3. Pretending requires at least metacognition, if not consciousness. Agree? It is a fascinating question to explore how much metacognition a particular LLM demonstrates.
In my view, this is still a research question, both in terms of understanding how LLM architectures work as well as designing good evals to test for metacognition.
In my experience, when using chain-of-thought, LLMs can be quite good at recognizing previous flaws, including overconfidence, meaning that if one is careful, the LLM behaves as if it has a decent level of metacognition. But to see this, the driver (the human) must demonstrate discipline. I'm skeptical that most people prompt LLMs rigorously and carefully.
4. It helps discuss this carefully. Word choice matters a lot with AI discussions, much more than a even a relatively capable software developer / hacker is comfortable with. Casual phrasings are likely to lead us astray. I'll make a stronger claim: a large fraction of successful tech people haven't yet developed clear language and thinking about discussing classic machine learning, much less AI as a field or LLMs in particular. But many of these people lack the awareness or mindset to remedy this; they fall into the usual overconfidence or lack-of-curiosity traps.
5. You wrote: "LLMs are performing well when they are putting out what you want to hear."
I disagree; instead, I claim people, upon reflection, would prefer an LLM be helpful, useful, and true. This often means correcting mistakes or challenging assumptions. Of course people have short-term failure modes, such is human nature. But when you look at most LLM eval frameworks, you'll see that truth and safety matter are primary factors. Yes-manning or sycophancy is still a problem.
6. Many of us have seen the "LLMs just parrot language" claim repeated many times. After having read many papers on LLMs, I wouldn't use the words "LLMs just parrot language". Why? That phrase is more likely to confuse discussion than advance it.
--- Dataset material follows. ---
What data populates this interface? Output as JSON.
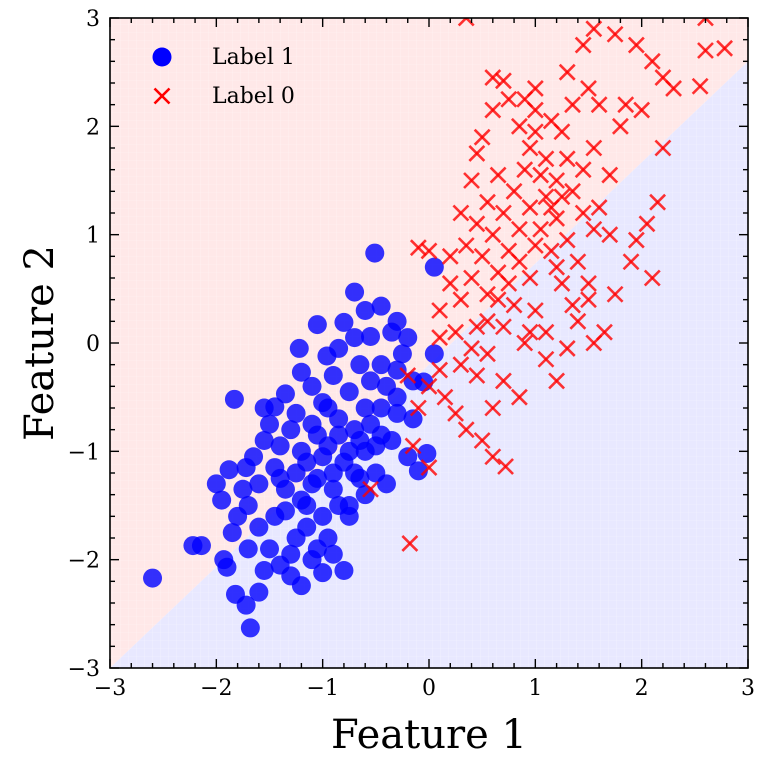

I recommend this to everyone: instead of using that phrase, challenge yourself to articulate at least two POVs relating to the "LLMs are stochastic parrots" argument.
Discuss with a curious friend or someone you respect. If it is just someone online you don't know, you might simply dismiss them out of hand.
The "stochastic parrot" phrase is fun and is a catchy title for an AI researcher who wants to get their paper noticed. But isn't a great phrase for driving mutual understanding, particularly not on a forum like HN where our LLM foundations vary widely.
Having said all this, if you want to engage on the topic at the object level, there are better fora than HN for it. I suggest starting with a literature review and finding an ML or AI-specific forum.
7. There is a lot of confusion and polarization around AI. We are capable of discussing better, but (a) we have to want to; (b) we have to learn now; and (c) we have to make time to do it.
Like I wrote in #6, above, be mindful of where you are discussing and the level of understanding of people around. I've found HN to be middling on this, but I like to pop in from time to time to see how we're doing. The overconfidence and egos are strong here, arguably stronger than the culture and norms that should help us strive for true understanding.
8. These are my views only. I'm not "on one side", because I reject the false dichotomy that AI-related polarization might suggest.